While each company’s records show only a small subset of all relocations across state lines, their annual reports offer a glimpse at interstate migration before the release of the U.S. Census Bureau’s yearly state-to-state migration data.
Ohio’s ratio of inbound to outbound moves ranked 44th of the 48 contiguous states and the District of Columbia in the United Van Lines 2014 National Movers Study. United listed Ohio as a “high outbound” state because more than 55 percent of the company’s 7,641 Ohio moves were outbound.
United reported 1,371 net outbound moves in Ohio during 2014. Of the 48 contiguous states, only New Jersey, Illinois and New York had a higher number of net outbound moves than Ohio.
“With Ohio’s middling job growth since 2011, it isn’t a surprise that people are voting with their feet by moving to states where opportunities exist and the path to prosperity isn’t so long,” said Matt Mayer, president of free-market think tank Opportunity Ohio.
Ohio’s economy has added fewer than 300,000 jobs since January 2011, although the state lost 455,000 jobs from March 2006 through February 2010. For the first three quarters of 2014, Ohio’s job creation rate ranked 44th nationally.
In Opportunity Ohio’s most recent monthly Ohio Jobs Recovery report, Mayer projected Ohio would not likely recover to peak March 2000 employment levels until late 2020.

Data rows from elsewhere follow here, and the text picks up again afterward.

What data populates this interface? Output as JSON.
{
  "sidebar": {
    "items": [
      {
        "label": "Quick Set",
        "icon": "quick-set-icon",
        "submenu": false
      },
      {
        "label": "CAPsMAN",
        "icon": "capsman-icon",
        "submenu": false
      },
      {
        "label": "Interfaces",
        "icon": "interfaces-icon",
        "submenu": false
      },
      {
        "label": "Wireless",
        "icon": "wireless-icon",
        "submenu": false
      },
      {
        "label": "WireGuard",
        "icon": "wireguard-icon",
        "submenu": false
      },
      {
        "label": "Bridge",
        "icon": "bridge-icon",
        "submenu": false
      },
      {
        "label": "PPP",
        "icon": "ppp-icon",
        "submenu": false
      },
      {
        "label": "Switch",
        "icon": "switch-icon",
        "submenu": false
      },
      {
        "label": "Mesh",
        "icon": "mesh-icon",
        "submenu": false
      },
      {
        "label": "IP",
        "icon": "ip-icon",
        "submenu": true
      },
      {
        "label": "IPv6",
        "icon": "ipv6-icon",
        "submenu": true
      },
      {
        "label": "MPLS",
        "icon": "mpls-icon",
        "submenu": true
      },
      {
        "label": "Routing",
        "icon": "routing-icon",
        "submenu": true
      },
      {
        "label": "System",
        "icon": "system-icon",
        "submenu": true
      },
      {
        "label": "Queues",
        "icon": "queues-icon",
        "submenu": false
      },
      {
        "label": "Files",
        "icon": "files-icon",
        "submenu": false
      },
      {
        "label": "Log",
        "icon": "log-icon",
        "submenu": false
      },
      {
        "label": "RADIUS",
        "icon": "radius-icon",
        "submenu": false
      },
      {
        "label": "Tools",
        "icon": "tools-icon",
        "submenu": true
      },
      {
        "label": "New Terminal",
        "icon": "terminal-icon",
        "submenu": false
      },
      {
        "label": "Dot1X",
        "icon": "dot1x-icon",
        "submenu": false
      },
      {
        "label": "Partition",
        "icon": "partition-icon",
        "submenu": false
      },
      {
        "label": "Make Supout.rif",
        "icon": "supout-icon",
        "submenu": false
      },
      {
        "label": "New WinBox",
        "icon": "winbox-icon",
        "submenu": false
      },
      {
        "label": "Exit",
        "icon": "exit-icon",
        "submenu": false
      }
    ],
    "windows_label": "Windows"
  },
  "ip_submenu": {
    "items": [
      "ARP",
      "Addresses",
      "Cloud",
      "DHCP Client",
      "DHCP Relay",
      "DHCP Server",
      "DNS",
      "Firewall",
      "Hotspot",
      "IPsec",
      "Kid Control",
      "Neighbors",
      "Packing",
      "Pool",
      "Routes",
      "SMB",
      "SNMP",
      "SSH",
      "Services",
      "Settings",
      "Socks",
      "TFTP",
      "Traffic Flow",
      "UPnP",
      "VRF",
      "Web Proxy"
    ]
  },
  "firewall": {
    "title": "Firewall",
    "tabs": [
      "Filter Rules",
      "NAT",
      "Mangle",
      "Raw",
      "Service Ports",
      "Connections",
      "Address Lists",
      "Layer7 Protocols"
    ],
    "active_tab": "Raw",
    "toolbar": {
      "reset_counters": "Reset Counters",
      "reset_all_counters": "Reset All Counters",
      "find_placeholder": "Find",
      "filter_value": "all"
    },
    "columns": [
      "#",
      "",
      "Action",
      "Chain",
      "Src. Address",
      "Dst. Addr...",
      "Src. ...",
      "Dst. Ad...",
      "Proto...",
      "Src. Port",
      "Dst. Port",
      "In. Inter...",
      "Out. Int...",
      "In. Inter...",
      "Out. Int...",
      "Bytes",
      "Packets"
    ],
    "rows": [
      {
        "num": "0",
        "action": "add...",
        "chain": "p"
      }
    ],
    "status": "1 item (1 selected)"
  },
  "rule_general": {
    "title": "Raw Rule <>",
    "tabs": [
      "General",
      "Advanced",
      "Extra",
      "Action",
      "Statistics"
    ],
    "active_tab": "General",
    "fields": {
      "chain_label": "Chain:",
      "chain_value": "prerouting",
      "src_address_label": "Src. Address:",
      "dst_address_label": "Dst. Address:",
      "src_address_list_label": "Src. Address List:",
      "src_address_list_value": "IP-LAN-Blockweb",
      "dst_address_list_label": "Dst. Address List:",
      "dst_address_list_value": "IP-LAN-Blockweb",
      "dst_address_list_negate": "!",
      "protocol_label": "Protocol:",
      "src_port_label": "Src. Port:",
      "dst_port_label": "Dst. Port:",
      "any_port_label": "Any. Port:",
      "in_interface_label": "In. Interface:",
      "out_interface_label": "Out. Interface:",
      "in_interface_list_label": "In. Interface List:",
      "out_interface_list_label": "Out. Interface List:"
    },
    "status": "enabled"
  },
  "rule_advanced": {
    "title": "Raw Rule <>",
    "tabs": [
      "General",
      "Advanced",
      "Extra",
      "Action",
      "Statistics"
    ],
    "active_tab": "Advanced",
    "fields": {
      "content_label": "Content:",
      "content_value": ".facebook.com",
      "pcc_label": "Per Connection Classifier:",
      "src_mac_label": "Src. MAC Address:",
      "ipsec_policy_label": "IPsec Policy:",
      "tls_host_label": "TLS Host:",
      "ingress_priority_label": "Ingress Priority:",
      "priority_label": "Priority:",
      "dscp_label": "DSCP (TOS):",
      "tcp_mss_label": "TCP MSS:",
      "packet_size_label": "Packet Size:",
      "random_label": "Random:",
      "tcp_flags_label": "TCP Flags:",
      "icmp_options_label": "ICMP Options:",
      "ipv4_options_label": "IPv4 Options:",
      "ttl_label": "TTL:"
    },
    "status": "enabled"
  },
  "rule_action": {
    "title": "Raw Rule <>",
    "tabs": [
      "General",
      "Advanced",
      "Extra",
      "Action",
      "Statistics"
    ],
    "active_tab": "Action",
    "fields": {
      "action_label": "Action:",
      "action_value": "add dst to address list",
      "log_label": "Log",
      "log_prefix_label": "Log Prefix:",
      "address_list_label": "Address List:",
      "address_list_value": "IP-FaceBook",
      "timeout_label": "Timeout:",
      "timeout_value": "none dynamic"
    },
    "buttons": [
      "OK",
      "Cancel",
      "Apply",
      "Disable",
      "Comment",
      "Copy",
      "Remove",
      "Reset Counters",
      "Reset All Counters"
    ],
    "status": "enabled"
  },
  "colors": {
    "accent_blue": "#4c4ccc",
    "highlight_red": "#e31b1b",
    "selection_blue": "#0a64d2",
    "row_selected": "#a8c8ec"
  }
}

“I hope Gov. [John] Kasich and the General Assembly now move beyond the re-election rhetoric and realize Ohio remains mired in high government spending, slow job growth and pro-union policies,” Mayer said. “I wish Gov. Kasich would fight as hard on issues like right-to-work and less government spending as he does for expanding Medicaid and hiking the severance tax.”
Of the top 10 “High Inbound” states in United’s 2014 National Movers Study, seven were right-to-work states. Of United’s top 10 “High Outbound” states, only two were right-to-work states.